Accordingly, I recommend that the Mexican Government takes the initiative. After all, labor is a precious and vital commodity that needs to be regulated and judiciously exported by the source country. If Mexico does not restrict the flow of labor into the US it will find itself lacking this precious commodity for its own development and economic well being. In the past Mexico added 1 million new workers each year to its population for whom it needed to provide jobs. Lacking the growth to employ this labor force, one half of the workers immigrated north to find the employment not found in their home country.

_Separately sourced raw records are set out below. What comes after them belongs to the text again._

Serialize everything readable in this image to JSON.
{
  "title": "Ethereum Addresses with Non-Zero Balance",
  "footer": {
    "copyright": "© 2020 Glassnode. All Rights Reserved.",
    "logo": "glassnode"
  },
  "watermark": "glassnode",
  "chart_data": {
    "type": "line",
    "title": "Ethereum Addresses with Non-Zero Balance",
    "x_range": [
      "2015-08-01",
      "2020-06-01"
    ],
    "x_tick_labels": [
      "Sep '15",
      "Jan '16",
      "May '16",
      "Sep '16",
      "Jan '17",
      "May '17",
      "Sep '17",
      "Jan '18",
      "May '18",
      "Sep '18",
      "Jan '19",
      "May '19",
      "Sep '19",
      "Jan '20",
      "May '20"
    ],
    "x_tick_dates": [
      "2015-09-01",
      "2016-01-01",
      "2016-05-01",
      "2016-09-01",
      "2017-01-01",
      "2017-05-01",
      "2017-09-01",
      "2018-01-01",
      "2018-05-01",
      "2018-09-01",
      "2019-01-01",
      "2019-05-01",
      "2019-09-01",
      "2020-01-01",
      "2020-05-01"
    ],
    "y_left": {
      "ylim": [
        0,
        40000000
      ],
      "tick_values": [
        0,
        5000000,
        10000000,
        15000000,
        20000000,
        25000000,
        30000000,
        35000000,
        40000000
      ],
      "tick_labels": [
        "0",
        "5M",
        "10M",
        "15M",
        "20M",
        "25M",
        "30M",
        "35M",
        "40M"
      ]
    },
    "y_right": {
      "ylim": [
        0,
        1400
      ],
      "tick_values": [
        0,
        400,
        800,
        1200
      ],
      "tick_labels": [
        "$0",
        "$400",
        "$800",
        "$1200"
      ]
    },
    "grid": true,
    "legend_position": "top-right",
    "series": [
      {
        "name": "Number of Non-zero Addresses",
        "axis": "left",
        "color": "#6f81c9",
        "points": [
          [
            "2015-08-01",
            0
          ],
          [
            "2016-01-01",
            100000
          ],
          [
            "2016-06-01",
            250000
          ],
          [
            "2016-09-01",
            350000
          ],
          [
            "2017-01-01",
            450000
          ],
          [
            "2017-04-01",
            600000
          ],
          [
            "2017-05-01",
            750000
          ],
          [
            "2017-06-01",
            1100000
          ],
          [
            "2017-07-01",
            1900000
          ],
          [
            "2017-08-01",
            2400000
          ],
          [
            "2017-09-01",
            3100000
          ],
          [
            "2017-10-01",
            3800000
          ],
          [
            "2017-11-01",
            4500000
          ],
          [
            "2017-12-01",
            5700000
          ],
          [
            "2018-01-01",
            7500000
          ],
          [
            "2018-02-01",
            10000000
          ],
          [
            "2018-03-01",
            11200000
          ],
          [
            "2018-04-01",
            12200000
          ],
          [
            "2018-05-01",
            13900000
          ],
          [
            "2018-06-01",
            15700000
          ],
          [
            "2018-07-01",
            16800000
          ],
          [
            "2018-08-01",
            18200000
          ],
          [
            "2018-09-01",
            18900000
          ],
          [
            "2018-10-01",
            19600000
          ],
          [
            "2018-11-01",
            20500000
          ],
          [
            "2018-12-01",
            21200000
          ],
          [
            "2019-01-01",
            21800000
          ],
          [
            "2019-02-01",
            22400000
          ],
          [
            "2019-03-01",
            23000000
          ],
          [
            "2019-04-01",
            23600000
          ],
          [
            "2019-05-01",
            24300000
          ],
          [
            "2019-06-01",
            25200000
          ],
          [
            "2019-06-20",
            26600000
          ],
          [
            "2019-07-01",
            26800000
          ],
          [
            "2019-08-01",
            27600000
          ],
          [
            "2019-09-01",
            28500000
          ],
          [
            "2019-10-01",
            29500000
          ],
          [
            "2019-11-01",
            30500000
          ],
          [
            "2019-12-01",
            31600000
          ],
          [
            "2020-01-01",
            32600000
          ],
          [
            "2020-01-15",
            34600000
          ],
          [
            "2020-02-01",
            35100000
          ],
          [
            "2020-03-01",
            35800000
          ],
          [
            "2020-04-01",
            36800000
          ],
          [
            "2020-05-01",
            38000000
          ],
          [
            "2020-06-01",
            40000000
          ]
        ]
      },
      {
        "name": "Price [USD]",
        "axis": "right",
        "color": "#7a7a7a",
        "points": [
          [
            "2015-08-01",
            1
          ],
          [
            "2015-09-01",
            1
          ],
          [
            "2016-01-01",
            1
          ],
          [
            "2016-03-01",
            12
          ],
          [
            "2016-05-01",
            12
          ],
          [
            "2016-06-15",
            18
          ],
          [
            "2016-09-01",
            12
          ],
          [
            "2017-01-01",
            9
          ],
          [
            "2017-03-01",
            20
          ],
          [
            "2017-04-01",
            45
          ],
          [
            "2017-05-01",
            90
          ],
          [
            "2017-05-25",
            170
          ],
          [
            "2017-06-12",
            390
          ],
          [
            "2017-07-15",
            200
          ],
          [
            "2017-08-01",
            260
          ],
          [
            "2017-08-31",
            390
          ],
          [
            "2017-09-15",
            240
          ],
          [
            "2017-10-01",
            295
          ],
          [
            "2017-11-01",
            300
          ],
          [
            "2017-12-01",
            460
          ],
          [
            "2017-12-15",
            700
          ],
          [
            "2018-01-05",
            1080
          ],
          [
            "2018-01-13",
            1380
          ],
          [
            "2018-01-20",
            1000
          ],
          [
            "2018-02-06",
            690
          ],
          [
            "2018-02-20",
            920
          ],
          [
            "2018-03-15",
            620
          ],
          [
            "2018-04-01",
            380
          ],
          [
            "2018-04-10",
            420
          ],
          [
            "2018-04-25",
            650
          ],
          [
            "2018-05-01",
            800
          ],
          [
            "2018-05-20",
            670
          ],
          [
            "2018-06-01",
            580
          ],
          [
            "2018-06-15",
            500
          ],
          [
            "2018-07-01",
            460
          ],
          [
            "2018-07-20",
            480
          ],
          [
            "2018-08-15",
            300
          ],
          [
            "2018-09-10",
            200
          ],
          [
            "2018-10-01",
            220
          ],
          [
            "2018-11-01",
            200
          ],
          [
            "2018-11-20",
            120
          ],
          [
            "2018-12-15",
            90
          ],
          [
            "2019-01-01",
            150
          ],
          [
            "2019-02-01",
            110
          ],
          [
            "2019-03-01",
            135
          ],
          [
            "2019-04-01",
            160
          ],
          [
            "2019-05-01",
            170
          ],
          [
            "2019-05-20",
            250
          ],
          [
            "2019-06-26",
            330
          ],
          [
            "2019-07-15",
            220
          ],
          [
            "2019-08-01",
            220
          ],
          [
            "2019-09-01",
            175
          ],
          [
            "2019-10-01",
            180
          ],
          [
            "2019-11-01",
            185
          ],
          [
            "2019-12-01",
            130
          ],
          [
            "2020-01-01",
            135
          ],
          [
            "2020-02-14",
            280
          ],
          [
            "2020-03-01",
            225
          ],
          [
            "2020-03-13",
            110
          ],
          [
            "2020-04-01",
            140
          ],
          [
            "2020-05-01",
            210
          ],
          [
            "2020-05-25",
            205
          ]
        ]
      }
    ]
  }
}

However, the dynamics are changing and changing rapidly. According to the Mexican census and validated by the Organization for Economic Cooperation and Development, Mexican families are now averaging 2.2 births as opposed to the 5+ births of yesterday. As a consequence, based on its current rate of economic growth, Mexico will be able to employ the new workforce of 500,000 per year in the near future. This demographic transition spells economic doom for our country. Without the supply of labor from Mexico our three industries - construction, services and agriculture - will be economically handicapped. Additionally the US consumer will face unreasonable price increases which will significantly add to our consumer price index, fueling inflation and retarding our economic growth.
Maybe Mexico has not come to the realization that it, and not the US, is in control. The tables are turning. We will need their labor more than what they can supply for our critical needs. Our demand for their labor, in fact, will increase in the immediate future as a result of our shrinking labor pool due to the aging of our 'baby boom' generation.

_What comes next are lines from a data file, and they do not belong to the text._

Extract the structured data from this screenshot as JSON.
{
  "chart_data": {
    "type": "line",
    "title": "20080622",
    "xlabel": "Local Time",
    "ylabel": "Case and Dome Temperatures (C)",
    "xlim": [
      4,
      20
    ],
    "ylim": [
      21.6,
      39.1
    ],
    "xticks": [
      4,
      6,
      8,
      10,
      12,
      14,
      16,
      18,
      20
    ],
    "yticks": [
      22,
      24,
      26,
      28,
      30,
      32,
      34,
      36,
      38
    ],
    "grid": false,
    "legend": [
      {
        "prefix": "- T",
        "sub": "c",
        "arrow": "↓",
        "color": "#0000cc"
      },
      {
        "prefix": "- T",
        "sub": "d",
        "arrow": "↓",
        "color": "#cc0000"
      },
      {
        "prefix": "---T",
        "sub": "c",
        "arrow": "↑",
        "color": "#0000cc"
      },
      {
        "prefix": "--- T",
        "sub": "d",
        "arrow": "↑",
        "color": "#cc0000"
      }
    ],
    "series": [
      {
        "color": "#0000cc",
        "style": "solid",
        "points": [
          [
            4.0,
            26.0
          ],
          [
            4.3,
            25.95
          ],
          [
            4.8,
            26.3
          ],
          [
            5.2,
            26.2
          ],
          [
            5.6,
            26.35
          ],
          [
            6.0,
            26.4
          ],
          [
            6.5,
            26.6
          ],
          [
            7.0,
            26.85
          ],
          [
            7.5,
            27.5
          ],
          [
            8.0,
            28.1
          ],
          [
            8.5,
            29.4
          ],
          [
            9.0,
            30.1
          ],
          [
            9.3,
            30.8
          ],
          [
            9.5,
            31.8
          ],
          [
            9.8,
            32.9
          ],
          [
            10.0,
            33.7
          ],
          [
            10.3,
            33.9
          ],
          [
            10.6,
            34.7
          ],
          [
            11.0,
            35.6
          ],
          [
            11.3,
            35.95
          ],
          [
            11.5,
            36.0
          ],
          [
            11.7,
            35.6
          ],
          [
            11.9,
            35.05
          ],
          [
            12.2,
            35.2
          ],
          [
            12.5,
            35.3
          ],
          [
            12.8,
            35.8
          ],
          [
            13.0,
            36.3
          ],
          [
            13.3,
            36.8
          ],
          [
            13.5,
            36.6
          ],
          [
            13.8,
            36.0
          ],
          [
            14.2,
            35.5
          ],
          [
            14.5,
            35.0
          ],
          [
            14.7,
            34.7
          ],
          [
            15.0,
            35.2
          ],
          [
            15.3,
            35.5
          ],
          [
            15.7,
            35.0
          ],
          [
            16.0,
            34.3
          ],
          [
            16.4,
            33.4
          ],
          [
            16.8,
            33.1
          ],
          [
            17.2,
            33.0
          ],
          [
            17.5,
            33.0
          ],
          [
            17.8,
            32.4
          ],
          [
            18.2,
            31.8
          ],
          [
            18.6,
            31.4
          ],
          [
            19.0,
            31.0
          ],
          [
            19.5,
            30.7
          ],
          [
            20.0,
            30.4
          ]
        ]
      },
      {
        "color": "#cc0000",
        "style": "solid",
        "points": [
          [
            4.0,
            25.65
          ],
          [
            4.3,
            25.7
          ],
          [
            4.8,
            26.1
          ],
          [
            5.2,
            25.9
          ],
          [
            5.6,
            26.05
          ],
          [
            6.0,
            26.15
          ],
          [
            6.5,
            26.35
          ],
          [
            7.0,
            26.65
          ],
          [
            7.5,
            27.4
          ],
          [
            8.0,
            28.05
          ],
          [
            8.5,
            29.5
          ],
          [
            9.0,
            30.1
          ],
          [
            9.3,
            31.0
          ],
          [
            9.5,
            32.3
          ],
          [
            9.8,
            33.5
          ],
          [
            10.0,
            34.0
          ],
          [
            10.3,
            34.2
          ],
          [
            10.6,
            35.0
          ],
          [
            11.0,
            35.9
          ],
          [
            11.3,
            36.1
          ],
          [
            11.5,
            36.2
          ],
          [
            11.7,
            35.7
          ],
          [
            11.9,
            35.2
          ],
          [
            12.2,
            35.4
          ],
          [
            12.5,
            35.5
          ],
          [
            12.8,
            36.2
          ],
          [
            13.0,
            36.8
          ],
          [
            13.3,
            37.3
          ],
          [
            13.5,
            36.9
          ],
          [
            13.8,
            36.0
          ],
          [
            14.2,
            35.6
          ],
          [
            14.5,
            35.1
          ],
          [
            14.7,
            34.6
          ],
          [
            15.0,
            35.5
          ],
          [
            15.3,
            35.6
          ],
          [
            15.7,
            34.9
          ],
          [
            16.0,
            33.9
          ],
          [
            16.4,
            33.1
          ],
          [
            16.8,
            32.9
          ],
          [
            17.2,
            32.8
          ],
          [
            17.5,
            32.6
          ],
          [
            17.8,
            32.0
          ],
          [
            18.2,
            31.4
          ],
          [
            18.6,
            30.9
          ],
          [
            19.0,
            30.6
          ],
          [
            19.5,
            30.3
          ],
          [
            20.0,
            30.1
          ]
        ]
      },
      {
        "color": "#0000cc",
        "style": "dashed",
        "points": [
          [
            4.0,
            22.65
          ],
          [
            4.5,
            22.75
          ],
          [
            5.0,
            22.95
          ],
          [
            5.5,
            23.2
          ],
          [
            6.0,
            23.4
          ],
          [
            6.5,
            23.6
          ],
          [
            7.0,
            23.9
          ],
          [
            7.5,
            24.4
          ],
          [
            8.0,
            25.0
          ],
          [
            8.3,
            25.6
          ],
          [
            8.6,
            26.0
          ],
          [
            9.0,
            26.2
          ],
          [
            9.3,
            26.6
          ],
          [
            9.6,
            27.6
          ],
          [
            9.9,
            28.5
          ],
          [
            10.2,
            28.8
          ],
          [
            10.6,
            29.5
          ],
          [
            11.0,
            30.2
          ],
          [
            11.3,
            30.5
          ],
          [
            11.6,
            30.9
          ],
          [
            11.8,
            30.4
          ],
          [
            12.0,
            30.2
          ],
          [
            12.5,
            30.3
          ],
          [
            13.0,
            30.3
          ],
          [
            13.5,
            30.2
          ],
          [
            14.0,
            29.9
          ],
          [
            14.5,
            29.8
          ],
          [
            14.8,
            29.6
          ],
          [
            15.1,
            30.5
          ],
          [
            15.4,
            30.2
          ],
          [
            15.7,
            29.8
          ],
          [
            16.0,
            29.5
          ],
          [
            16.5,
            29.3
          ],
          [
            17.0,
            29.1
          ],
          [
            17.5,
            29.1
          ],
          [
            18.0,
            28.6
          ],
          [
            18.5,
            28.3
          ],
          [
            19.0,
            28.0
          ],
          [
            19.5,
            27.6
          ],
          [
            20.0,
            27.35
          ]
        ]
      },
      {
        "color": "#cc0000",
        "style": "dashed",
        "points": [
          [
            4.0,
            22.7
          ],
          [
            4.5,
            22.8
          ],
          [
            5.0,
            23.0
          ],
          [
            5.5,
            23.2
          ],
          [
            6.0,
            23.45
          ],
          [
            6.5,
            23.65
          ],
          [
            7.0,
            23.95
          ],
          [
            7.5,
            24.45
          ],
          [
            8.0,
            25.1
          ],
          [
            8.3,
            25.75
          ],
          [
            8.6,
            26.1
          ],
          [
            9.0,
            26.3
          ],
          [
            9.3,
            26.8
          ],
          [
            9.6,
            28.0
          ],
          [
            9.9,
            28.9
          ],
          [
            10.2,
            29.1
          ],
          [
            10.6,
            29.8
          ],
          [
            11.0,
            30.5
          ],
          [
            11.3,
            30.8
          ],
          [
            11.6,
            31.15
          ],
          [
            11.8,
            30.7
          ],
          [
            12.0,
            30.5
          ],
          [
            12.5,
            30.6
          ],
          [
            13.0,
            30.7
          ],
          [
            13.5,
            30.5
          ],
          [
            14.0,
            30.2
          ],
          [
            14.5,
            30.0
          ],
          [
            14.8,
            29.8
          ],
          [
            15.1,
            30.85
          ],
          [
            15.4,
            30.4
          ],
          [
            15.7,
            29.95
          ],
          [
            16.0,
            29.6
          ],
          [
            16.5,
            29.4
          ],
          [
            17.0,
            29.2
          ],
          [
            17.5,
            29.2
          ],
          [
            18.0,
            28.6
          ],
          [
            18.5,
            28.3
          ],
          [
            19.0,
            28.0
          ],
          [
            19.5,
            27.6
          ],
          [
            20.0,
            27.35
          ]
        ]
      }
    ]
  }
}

Now is the time for Mexico to take the initiative. Formulate a guest worker program on its own terms with adequate protection for the most affected of the interested parties: The worker. If Mexico were to enroll and process 250,000 workers per year to fill pre-screened US employment opportunities, which immigrants would be accorded multiple entry US visas allowing them to return home for vacations and to visit their families, at least two times per year, based on agreed to terms of employment and the oversight of a US-Mexico joint agency, the problem of undocumented, unregulated immigration would come to a screeching halt.
The above would not have to be tied to a path to US citizenship. Mexico will need the return of their workforce. Also, by not sealing our borders and allowing a reasonable entry-exit visas that would allow the Mexican worker to visit his family, he would not find the human need to start a family in the US. After all, the undocumented worker settles and starts a family in our country because effectively he cannot return to his homeland once he is here
Although only a partial solution to our needs which require a greater magnitude of guest workers - over 500,000 new jobs per year have been filled by undocumented workers for the past 10 years according to the Pew Hispanic Center - the reduced labor import will fend off catastrophic economic consequences to our affected industries. Also, we will be in a position to implement similar programs, should the need prove to be critical, with Central American countries.
Hispanic Vista addresses herein a petition to President Felipe Calderon of Mexico: For the sake of US-Mexico economic reciprocity and good neighbor diplomacy, take the initiative, after all, Mexico controls the source.